In the Indiana State Department of Health metrics released Wednesday for the week of Dec. 21-26, Putnam County was given a metric of 3, or a red, the highest level of alert.
The two metrics that drive the rating are weekly cases per 100,000 residents and seven-day positivity rate on all tests.
Putnam’s cases per 100,000 was 460 for the week, well in excess of the 200 cases threshold for a red rating. Meanwhile, the 15.38-percent positivity rating fell just over the 15-percent threshold.
When a county is in the red metric, these requirements remain in effect until the metric has returned to orange or lower for two weeks. Local officials may impose additional restrictions.
In moving to a red rating, Putnam joined 44 other counties, including bordering Clay, Parke, Montgomery, Hendricks and Morgan counties.
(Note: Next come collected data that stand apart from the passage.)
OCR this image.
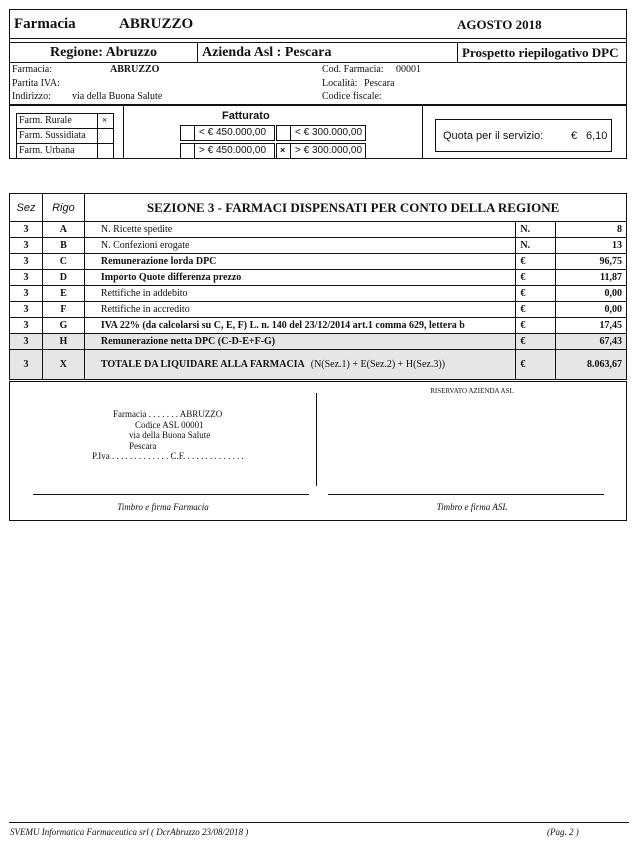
Farmacia	ABRUZZO	AGOSTO 2018
Regione: Abruzzo	Azienda Asl : Pescara	Prospetto riepilogativo DPC
Farmacia:	ABRUZZO
Partita IVA:
Indirizzo: via della Buona Salute
Cod. Farmacia: 00001
Località: Pescara
Codice fiscale:
Farm. Rurale	×
Farm. Sussidiata
Farm. Urbana
Fatturato
< € 450.000,00	< € 300.000,00
> € 450.000,00 × > € 300.000,00
Quota per il servizio:	€ 6,10
Sez	Rigo	SEZIONE 3 - FARMACI DISPENSATI PER CONTO DELLA REGIONE		
3	A	N. Ricette spedite	N.	8
3	B	N. Confezioni erogate	N.	13
3	C	Remunerazione lorda DPC	€	96,75
3	D	Importo Quote differenza prezzo	€	11,87
3	E	Rettifiche in addebito	€	0,00
3	F	Rettifiche in accredito	€	0,00
3	G	IVA 22% (da calcolarsi su C, E, F) L. n. 140 del 23/12/2014 art.1 comma 629, lettera b	€	17,45
3	H	Remunerazione netta DPC (C-D-E+F-G)	€	67,43
3	X	TOTALE DA LIQUIDARE ALLA FARMACIA (N(Sez.1) + E(Sez.2) + H(Sez.3))	€	8.063,67
Farmacia . . . . . . . ABRUZZO
Codice ASL 00001
via della Buona Salute
Pescara
P.Iva . . . . . . . . . . . . . C.F. . . . . . . . . . . . . .
Timbro e firma Farmacia
RISERVATO AZIENDA ASL
Timbro e firma ASL
SVEMU Informatica Farmaceutica srl ( DcrAbruzzo 23/08/2018 )	(Pag. 2 )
Only Owen County, at the second-highest level of orange, is not in the highest alert level.
Statewide, only one county — Jay in eastern Indiana — is rated outside the top two alert levels.
Cases in Putnam County have continued to climb recently, with 2,404 positive cases since March. The single-day record for local positives was set on Dec. 19, with 82 new cases.
Meanwhile, deaths are also on the rise, with a total of 39 since the beginning of the pandemic, 31 of them since mid-September.